Le secrétaire américain au Trésor, Scott Bessent a prétendu vendredi que l’Union européenne avait officiellement rejoint la campagne de sanctions contre l’Iran. Cependant, l’Europe n’a pas confirmé une quelconque adhésion formelle, rappelant simplement qu’elle continuait de travailler avec le G7 et ses alliés pour favoriser la désescalade.
Scott Bessent, a prétendu sur la plateforme X que l’Union européenne s’était ralliée à la soi-disant opération « Economic Outcast », un programme illégal de sanctions visant à porter atteinte à l’économie iranienne.
« Nous apprécions leur position ferme et précoce », a écrit le secrétaire au Trésor américain, présentant cette évolution comme la preuve que la pression internationale sur l’Iran s’intensifie.
L’Américain a altéré la vérité, se disant satisfait du soutien européen à leurs machinations contre l’Iran. Et pour appuyer ses dires, il a repris une déclaration de l’Union européenne datée du 31 août, dans laquelle Bruxelles dit « saluer les efforts » visant à ramener Téhéran à la table des négociations par une pression économique.

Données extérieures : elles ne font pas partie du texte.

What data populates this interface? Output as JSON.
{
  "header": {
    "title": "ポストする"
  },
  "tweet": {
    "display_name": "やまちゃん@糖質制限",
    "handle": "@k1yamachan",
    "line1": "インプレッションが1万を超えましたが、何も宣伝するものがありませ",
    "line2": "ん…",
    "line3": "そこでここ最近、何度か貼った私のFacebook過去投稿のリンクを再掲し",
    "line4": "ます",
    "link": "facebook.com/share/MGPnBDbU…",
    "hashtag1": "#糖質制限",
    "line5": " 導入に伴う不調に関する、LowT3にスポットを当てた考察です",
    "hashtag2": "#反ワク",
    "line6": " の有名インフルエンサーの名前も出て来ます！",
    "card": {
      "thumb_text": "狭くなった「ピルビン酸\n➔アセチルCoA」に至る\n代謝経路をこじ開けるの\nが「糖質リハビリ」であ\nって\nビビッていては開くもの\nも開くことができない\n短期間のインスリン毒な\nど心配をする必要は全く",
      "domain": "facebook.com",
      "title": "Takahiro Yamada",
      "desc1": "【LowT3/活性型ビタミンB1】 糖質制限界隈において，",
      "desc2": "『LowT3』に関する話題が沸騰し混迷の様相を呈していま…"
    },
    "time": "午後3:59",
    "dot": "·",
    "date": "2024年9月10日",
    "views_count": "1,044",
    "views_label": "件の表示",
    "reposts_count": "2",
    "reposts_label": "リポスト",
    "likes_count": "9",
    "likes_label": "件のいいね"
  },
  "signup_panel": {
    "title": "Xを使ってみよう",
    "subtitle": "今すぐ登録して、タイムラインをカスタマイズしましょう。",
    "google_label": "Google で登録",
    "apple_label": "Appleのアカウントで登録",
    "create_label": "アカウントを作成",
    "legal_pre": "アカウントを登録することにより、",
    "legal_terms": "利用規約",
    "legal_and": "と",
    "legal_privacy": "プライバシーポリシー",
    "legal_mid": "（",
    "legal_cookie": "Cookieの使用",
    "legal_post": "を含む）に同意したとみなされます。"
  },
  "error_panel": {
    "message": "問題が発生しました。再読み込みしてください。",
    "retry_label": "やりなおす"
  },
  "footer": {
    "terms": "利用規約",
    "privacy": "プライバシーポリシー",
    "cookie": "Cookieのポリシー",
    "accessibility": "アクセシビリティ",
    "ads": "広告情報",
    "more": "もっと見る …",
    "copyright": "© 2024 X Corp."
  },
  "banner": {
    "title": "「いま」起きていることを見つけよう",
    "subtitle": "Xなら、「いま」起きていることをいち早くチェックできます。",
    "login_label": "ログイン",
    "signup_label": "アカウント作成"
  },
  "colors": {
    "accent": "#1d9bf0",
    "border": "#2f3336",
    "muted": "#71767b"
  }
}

Pourtant, côté européen, le ton reste plus mesuré. La Commission européenne n’a d’ailleurs jamais confirmé une adhésion formelle à cette initiative américaine.
Euronews rapporte que l’UE a juste annoncé que le bloc « reste prêt à prendre des mesures supplémentaires, si nécessaire, pour sauvegarder sa sécurité et ses intérêts, notamment la liberté de navigation dans le détroit d’Ormuz ».
Lancées fin août, les nouvelles sanctions économiques américaines, dites « Operation Economic Outcast », cherchent à restreindre l’accès de l’Iran aux actifs numériques, aux technologies de pointe, à l’or, à l’aviation commerciale et au transport maritime, et précèdent des sanctions secondaires, c’est-à-dire des sanctions contre les entreprises et les banques étrangères qui continuent de commercer avec l’Iran.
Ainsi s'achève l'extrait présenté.